Filmstarts der Woche: Von Kurdwin Ayubs „Sonne“ bis zum Abtreibungsdrama „Call Jane“

Die Wiener Kurdin Kurdwin Ayub hat einen Film gemacht, der es mit TikTok und Instagram aufnimmt: „Sonne“ ist dabei großes Kino. Außerdem diese Woche neu: „Call Jane“, eine Geschichte aus der amerikanischen Frauenbewegung; oder „Eine Frau“, in dem Jeanine Meerapfel über ihre Mutter nachdenkt. Viele starke Frauen also aktuell im Kino. Die Filmstarts der Woche im tipBerlin-Überblick.

Sonne

„Sonne“ von Kurdwin Ayub. Foto: Neue Visionen

DRAMA Drei junge Wienerinnen blödeln herum. Die Kamera ist immer dabei, ein Hidschab ist auch zur Hand, von R.E.M. hören sie den Song „Losing My Religion“. Dass sie dazu twerken, kommt schließlich nicht in das Video, das sie von ihren Späßen posten. Aber das Kopftuch. Pop mit Burka, so könnte man zuspitzen, was Yesmin, Nati und Bella da gemacht haben. Plötzlich sind sie ein bisschen prominent, und bald werden sie auf einer Hochzeit, auf der viele fromme Muslime zu Gast sind, gebeten, den Song noch einmal zu singen.

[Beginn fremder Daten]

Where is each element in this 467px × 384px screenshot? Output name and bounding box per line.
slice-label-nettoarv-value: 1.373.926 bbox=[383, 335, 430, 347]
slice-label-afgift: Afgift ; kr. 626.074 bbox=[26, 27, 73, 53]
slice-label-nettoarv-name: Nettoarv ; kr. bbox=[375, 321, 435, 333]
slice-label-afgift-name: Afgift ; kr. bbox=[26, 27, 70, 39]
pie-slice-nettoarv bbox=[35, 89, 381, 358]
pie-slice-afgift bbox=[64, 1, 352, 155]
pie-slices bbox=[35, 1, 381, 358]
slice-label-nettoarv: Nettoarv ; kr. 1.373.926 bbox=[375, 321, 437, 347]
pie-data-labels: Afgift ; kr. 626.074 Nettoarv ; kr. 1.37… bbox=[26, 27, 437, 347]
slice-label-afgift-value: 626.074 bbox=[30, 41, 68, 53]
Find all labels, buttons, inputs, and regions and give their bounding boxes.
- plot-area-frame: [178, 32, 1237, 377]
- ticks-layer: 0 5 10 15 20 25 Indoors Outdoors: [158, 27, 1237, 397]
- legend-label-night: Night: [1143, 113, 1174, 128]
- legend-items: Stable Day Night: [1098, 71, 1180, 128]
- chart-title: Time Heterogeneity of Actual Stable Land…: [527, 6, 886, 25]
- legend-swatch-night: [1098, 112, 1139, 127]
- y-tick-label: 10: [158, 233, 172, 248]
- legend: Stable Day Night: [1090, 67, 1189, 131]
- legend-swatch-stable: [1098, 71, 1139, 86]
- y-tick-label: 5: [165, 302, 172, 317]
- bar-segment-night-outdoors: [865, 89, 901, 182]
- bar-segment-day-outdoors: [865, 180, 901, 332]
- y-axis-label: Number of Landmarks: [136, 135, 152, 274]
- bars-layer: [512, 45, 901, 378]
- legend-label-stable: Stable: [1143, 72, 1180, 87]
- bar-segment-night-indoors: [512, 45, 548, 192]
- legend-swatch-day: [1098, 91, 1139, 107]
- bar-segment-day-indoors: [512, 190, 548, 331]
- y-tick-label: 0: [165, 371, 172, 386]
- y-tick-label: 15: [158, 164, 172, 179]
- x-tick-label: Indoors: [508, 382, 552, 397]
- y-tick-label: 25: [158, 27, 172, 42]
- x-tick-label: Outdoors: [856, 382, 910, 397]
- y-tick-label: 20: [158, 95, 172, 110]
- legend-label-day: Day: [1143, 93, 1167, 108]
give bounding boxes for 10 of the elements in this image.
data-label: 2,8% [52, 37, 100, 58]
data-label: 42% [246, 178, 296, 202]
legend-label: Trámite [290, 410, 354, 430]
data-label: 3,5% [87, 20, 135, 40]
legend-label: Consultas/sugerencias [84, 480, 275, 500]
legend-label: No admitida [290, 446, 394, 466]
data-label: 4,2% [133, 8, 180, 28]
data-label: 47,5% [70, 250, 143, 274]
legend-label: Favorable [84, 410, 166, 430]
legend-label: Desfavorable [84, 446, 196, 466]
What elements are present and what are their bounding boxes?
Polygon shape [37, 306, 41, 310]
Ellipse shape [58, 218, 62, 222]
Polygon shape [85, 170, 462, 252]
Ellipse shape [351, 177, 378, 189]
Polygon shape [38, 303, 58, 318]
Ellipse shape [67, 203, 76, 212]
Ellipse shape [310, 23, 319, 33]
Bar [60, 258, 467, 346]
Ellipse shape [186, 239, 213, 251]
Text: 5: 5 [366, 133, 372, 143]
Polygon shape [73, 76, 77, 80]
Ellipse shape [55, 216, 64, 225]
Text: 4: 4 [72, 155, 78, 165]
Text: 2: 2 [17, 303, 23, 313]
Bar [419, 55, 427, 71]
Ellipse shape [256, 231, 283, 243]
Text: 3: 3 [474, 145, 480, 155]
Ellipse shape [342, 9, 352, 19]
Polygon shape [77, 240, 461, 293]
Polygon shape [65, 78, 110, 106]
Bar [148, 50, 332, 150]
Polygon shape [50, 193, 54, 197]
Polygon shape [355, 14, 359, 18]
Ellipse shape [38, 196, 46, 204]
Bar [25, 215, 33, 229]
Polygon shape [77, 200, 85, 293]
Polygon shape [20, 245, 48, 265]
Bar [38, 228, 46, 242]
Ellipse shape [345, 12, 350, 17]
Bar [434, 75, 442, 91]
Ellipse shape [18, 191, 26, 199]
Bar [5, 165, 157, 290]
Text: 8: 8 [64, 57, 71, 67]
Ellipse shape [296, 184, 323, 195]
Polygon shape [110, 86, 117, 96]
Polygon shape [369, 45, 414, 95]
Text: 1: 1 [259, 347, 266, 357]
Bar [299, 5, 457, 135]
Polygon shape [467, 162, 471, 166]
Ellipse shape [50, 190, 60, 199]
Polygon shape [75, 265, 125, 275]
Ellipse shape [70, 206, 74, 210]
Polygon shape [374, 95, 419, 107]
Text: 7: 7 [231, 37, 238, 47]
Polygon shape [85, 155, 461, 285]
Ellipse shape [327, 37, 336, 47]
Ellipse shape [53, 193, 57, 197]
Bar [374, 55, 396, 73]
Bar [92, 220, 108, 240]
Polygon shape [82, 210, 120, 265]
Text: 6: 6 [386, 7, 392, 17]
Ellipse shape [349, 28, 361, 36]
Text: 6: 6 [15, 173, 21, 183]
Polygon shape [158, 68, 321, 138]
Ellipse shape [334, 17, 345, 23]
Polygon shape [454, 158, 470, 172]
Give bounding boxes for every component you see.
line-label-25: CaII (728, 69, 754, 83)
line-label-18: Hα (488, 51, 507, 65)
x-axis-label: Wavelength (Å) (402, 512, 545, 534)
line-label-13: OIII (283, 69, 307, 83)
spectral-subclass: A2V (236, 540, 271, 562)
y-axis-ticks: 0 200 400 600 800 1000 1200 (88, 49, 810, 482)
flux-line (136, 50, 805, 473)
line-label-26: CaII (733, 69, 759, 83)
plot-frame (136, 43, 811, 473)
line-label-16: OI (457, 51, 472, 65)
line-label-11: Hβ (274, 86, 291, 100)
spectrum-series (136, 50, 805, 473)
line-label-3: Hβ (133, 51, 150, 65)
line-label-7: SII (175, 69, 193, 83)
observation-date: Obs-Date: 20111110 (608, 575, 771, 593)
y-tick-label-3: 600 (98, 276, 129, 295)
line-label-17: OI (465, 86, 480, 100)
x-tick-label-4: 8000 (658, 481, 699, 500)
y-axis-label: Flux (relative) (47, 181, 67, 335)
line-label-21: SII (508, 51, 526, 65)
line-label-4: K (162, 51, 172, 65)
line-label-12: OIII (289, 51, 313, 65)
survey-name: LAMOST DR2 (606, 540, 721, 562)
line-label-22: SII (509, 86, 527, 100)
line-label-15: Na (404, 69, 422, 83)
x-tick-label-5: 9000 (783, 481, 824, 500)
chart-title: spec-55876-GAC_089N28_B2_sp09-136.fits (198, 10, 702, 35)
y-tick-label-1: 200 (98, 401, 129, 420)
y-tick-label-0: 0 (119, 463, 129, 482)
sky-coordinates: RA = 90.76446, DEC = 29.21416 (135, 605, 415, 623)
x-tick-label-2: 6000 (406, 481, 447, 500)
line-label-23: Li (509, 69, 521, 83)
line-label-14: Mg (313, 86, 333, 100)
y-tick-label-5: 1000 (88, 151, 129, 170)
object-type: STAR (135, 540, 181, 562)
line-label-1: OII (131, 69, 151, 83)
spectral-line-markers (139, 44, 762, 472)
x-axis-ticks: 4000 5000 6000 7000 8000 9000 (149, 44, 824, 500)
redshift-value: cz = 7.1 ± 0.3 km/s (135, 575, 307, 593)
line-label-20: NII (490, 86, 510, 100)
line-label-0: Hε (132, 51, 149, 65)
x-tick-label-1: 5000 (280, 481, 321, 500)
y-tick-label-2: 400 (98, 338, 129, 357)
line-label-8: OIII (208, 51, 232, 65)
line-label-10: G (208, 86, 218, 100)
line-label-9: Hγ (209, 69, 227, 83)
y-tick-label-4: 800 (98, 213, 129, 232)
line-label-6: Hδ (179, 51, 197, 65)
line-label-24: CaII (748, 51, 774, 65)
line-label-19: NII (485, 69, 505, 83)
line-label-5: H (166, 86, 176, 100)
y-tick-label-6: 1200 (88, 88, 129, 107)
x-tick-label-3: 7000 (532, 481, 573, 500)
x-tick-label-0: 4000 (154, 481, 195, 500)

Yesmins Vater ist ganz begeistert von den drei „Popstars“, er schwingt sich zu ihrem „Manager“ auf. Währenddessen steigt aber die Spannung zwischen den drei Girls. Vor allem Yesmin, die anfangs das Kopftuch noch ganz normal im Alltag trägt, macht sich viele Gedanken, auch das Verhältnis zu ihrem Bruder, einem kleinen Macho, macht ihr Kopfzerbrechen.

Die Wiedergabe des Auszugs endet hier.